Posted: March 12, 2011 in Food for thought
Tags: , , ,

I wrote this post over on PR Connections about the most valuable thing I learned in grad school. I’m cross-posting it below for you. I ended that post with the question: What’s the most valuable thing you learned in grad school? I’d like to modify that question for you, because I’m really interested in your perspective:

  • what’s the most valuable thing you’ve learned in grad school so far?
  • what specifically has helped you learn how to read, think, learn? Can you give me some examples of what works for you?
The most valuable thing I learned in grad school

All the knowledge you could possibly want is out there. You’re a smart person. You can teach yourself anything you want. Then, why go to grad school?

What can grad school do for you that you can’t do for yourself?

In other words, why do you need a teacher?

I remember a time when I looked at an academic research paper, understood almost every word on the page, yet the meaning of the article as a whole was a mystery to me. Then a teacher came along, asked some good questions, and all of a sudden, the meaning of the reading appeared, as if a secret code had been deciphered.

The most valuable thing I learned in grad school has nothing to do with content. I learned how to read. How to think. I learned how to learn.

It’s this process of thinking, inquiring, and understanding that I hope to teach to my students. Beyond content, this is the skill that changes who you are forever. It changes how you see the world.

I asked my husband what’s the most valuable thing he learned in grad school. His answer was:

To know how to look for something when I’m not sure, and to know when I found it.

What’s the most valuable thing you learned in grad school?

Advertisements
Comments
  1. Jackie Riley says:

    This being only my 10th week in school, I am sure I still have a lot more to learn and things are still in progress. Right now, as of this very second, skimming and actually getting the purpose out of the reading. I am still working on it, but I have been in the habit to read everything, I mean everything. I think the art of skimming and the value of how to read effectively. Effectively being the keyword. I’ll update in a few years. Maybe things will change 🙂

  2. Sergio Flores says:

    Being in a graduate course has definitely shifted somethings around for me in terms of HOW I think and WHAT I am thinking about as I read all of these articles.

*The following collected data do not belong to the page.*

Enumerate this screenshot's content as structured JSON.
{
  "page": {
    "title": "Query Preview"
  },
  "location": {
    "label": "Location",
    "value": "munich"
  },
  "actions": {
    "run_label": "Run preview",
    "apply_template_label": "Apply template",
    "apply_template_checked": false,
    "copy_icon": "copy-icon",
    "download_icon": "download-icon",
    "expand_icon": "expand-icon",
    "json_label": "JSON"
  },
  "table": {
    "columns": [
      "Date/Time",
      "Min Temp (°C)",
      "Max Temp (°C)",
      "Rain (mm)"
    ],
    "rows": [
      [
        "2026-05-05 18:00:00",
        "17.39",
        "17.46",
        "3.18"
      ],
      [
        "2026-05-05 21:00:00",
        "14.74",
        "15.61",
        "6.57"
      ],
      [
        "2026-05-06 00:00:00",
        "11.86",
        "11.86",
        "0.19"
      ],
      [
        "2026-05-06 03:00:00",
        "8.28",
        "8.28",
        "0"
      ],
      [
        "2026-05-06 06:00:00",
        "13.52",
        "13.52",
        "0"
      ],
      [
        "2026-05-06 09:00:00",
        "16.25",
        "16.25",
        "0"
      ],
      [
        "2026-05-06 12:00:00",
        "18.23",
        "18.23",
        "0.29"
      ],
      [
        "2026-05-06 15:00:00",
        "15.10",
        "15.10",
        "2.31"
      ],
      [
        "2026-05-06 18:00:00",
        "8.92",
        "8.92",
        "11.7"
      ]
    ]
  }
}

    After reading this blog post I had one of those “A HA!” moments. Before I was so concerned with learning material and the main reason I decided to take a graduate course as an undergrad was so I could tell employers “Hey I know more about “X” than the rest of my peers” and it seems like that has been completely changed.

    It all makes sense now. We DO have access to so much information and knowledge through the internet. So, accumulating knowledge is not so much the goal anymore. Its more so learning how to find it…and know when I’ve found it.

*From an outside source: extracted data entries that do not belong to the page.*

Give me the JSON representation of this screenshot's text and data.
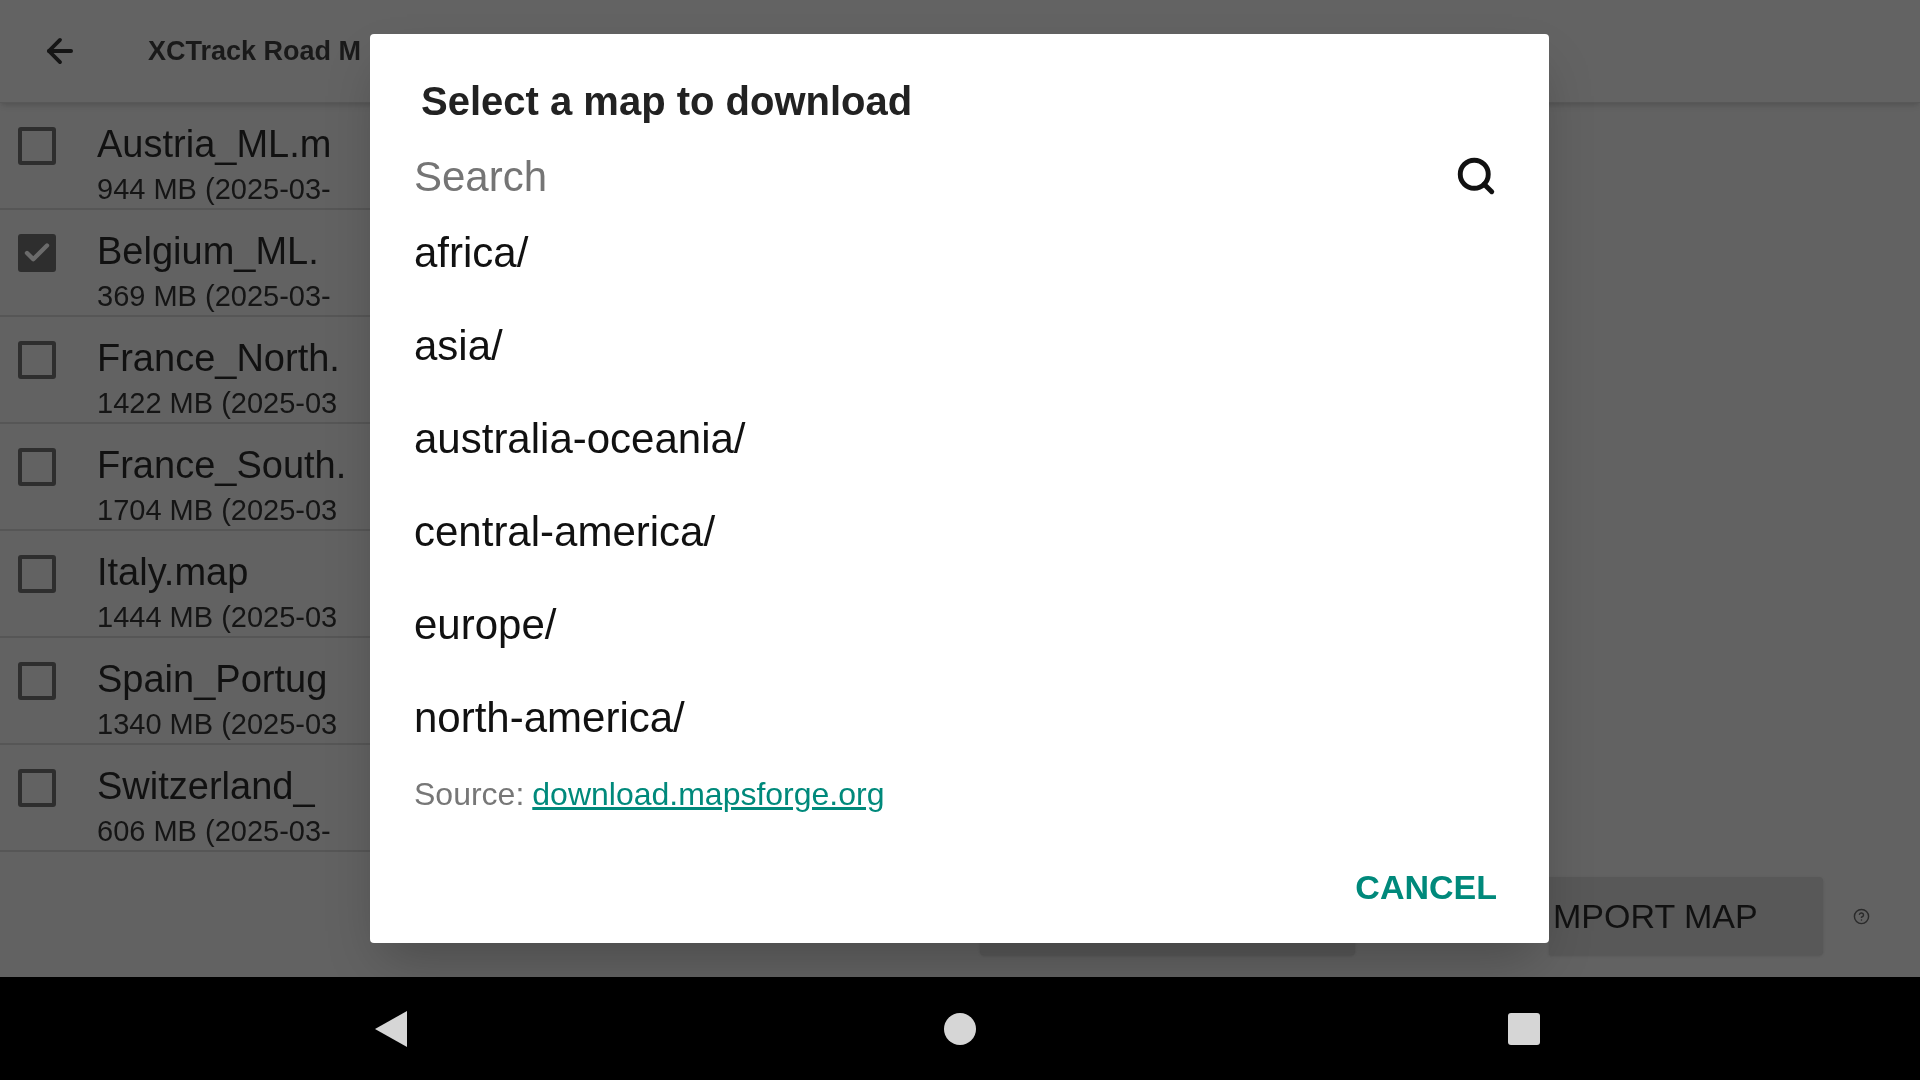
{
  "app_bar": {
    "title": "XCTrack Road M"
  },
  "maps": [
    {
      "name": "Austria_ML.m",
      "details": "944 MB (2025-03-",
      "checked": false
    },
    {
      "name": "Belgium_ML.",
      "details": "369 MB (2025-03-",
      "checked": true
    },
    {
      "name": "France_North.",
      "details": "1422 MB (2025-03",
      "checked": false
    },
    {
      "name": "France_South.",
      "details": "1704 MB (2025-03",
      "checked": false
    },
    {
      "name": "Italy.map",
      "details": "1444 MB (2025-03",
      "checked": false
    },
    {
      "name": "Spain_Portug",
      "details": "1340 MB (2025-03",
      "checked": false
    },
    {
      "name": "Switzerland_",
      "details": "606 MB (2025-03-",
      "checked": false
    }
  ],
  "import_button": {
    "label": "MPORT MAP"
  },
  "dialog": {
    "title": "Select a map to download",
    "search": {
      "placeholder": "Search"
    },
    "items": [
      "africa/",
      "asia/",
      "australia-oceania/",
      "central-america/",
      "europe/",
      "north-america/"
    ],
    "source": {
      "label": "Source:",
      "link": "download.mapsforge.org"
    },
    "cancel": "CANCEL"
  }
}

    So what have I learned so far? I’ve learned that learning is a process that I have yet to learn. I’m used to having someone “spoon feeding” me information from books, lectures, and then giving me an exam and done. The process was done, I was assigned a grade and on to the next thing. But thats not the case anymore.

    I’m learning that its up to me to look through the information in front of me and pick out what I need for my research and build upon that. I am learning that not all the information I seek will be there and its up to me to find it or create it.

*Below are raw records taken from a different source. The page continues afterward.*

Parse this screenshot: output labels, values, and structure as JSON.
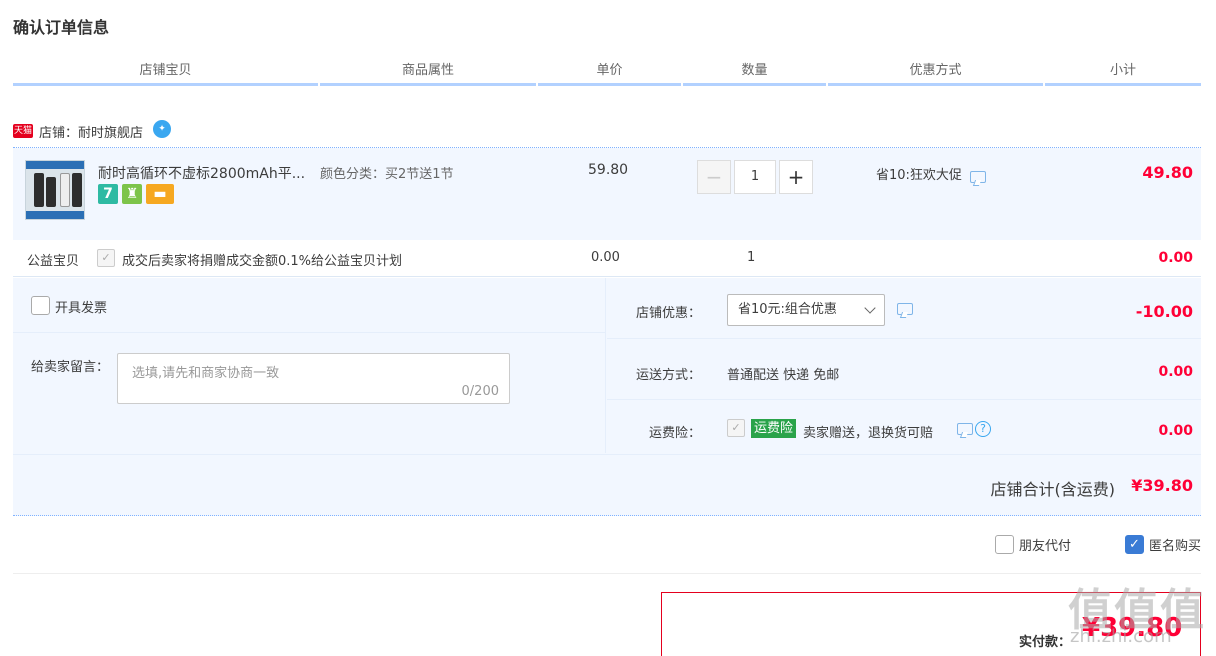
{
  "title": "确认订单信息",
  "columns": [
    "店铺宝贝",
    "商品属性",
    "单价",
    "数量",
    "优惠方式",
    "小计"
  ],
  "shop": {
    "badge": "天猫",
    "label": "店铺：耐时旗舰店",
    "ww_icon": "ww-icon"
  },
  "item": {
    "name": "耐时高循环不虚标2800mAh平...",
    "attr": "颜色分类：买2节送1节",
    "price": "59.80",
    "quantity": "1",
    "minus": "−",
    "plus": "+",
    "promo": "省10:狂欢大促",
    "subtotal": "49.80",
    "service_icons": [
      "7",
      "guard-icon",
      "card-icon"
    ]
  },
  "charity": {
    "label": "公益宝贝",
    "text": "成交后卖家将捐赠成交金额0.1%给公益宝贝计划",
    "price": "0.00",
    "qty": "1",
    "subtotal": "0.00"
  },
  "invoice": {
    "label": "开具发票"
  },
  "memo": {
    "label": "给卖家留言：",
    "placeholder": "选填,请先和商家协商一致",
    "count": "0/200"
  },
  "shop_discount": {
    "label": "店铺优惠：",
    "selected": "省10元:组合优惠",
    "value": "-10.00"
  },
  "shipping": {
    "label": "运送方式：",
    "text": "普通配送 快递 免邮",
    "value": "0.00"
  },
  "insurance": {
    "label": "运费险：",
    "badge": "运费险",
    "text": "卖家赠送，退换货可赔",
    "value": "0.00"
  },
  "shop_total": {
    "label": "店铺合计(含运费)",
    "value": "¥39.80"
  },
  "options": {
    "friend_pay": "朋友代付",
    "anonymous": "匿名购买",
    "anonymous_checked": true
  },
  "payment": {
    "label": "实付款：",
    "amount": "¥39.80"
  },
  "watermark": {
    "text": "值值值",
    "sub": "zhi.zhi.com"
  },
  "colors": {
    "accent_red": "#ff0036",
    "header_line": "#b2d1ff",
    "row_bg": "#f2f7ff"
  }
}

    In the end, its the creation of new knowledge that gives research its meaning and purpose.

    I’ve learned that….I’m starting to learn and I wont be done for along time.

  3. Mihaela says:

    Very nicely said, Sergio! Thank you for your comment.

  4. tech621np says:

    In the grad school I’ve learned the most how much more is there to learn. I remember that after an undergraduate degree I had a strong feeling of achievement and an idea that I’ve learned enough already to do anything I want. This feeling quickly dissipated once I’ve started my master program and actually realized how much interesting information and knowledge is out there and that it is pretty important to keep learning.

    • Mihaela says:

      Very true. With every research project I do and class I teach, I am scared, humbled and in awe at the amount of things I still need to learn.